With peace came poverty for Maury, a career military man with no career and no military pension. He refused to join other Confederates—including his uncle, Matthew Maury—as expatriates from the United States. He opened a school in Fredericksburg and worked as an express agent in New Orleans, Louisiana. In 1869 he helped found the Southern Historical Society, an organization dedicated to compiling and preserving manuscripts of the wartime South. He served as chairman of the SHS executive committee, acting as go-between and mediator among the contending accounts of battles and leaders submitted by his former Confederate comrades. These discussions provided the basis for the Lost Cause view of the war.

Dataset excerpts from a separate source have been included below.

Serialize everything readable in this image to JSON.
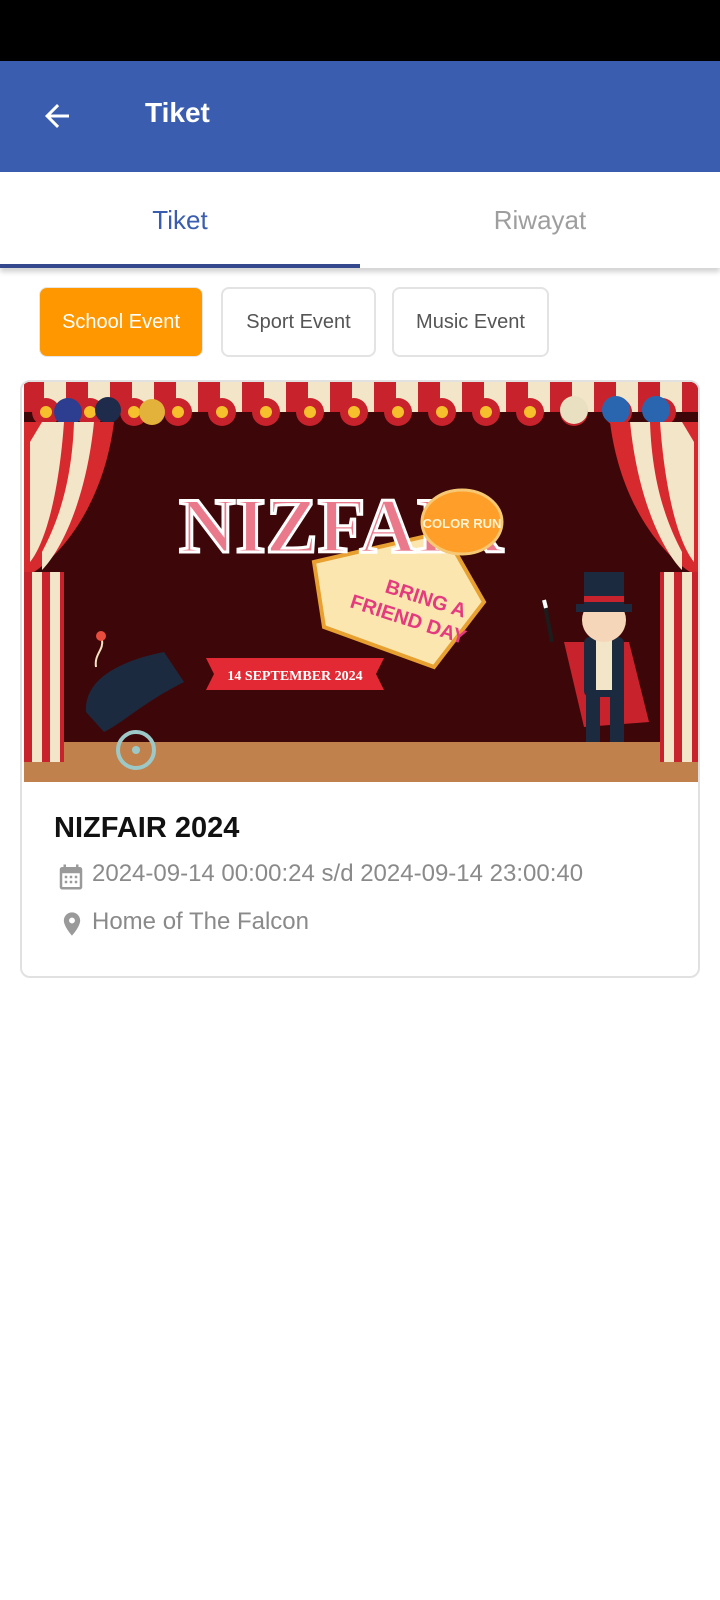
{
  "appbar": {
    "title": "Tiket",
    "back_icon": "arrow-left-icon"
  },
  "tabs": [
    {
      "label": "Tiket",
      "active": true
    },
    {
      "label": "Riwayat",
      "active": false
    }
  ],
  "categories": [
    {
      "label": "School Event",
      "selected": true
    },
    {
      "label": "Sport Event",
      "selected": false
    },
    {
      "label": "Music Event",
      "selected": false
    }
  ],
  "event": {
    "banner": {
      "title": "NIZFAIR",
      "badge": "COLOR RUN",
      "tagline_line1": "BRING A",
      "tagline_line2": "FRIEND DAY",
      "date_ribbon": "14 SEPTEMBER 2024"
    },
    "name": "NIZFAIR 2024",
    "datetime": "2024-09-14 00:00:24 s/d 2024-09-14 23:00:40",
    "location": "Home of The Falcon"
  },
  "colors": {
    "primary": "#3a5daf",
    "accent": "#ff9800",
    "tab_indicator": "#34488d"
  }
}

During the first administration of U.S. president Grover Cleveland (1885–1889), Maury served as U.S minister to Colombia. He also wrote articles on the Monroe Doctrine, his travels, and Virginia history. Unlike many former Confederates, he declined to use his writings for self-aggrandizement or revenge. Among his many postwar correspondents were McClellan and former Confederate president Jefferson Davis. In his 1894 memoir, Recollections of a Virginian in the Mexican, Indian, and Civil Wars, Maury gave a good-natured review of his life, winning accolades from many, including U.S. president Theodore Roosevelt, who complimented his humor, vowing, “no one can help being attracted both to the author and his work.”
Maury died on January 11, 1900, at his son’s home in Peoria, Illinois. He was buried a month later in Fredericksburg.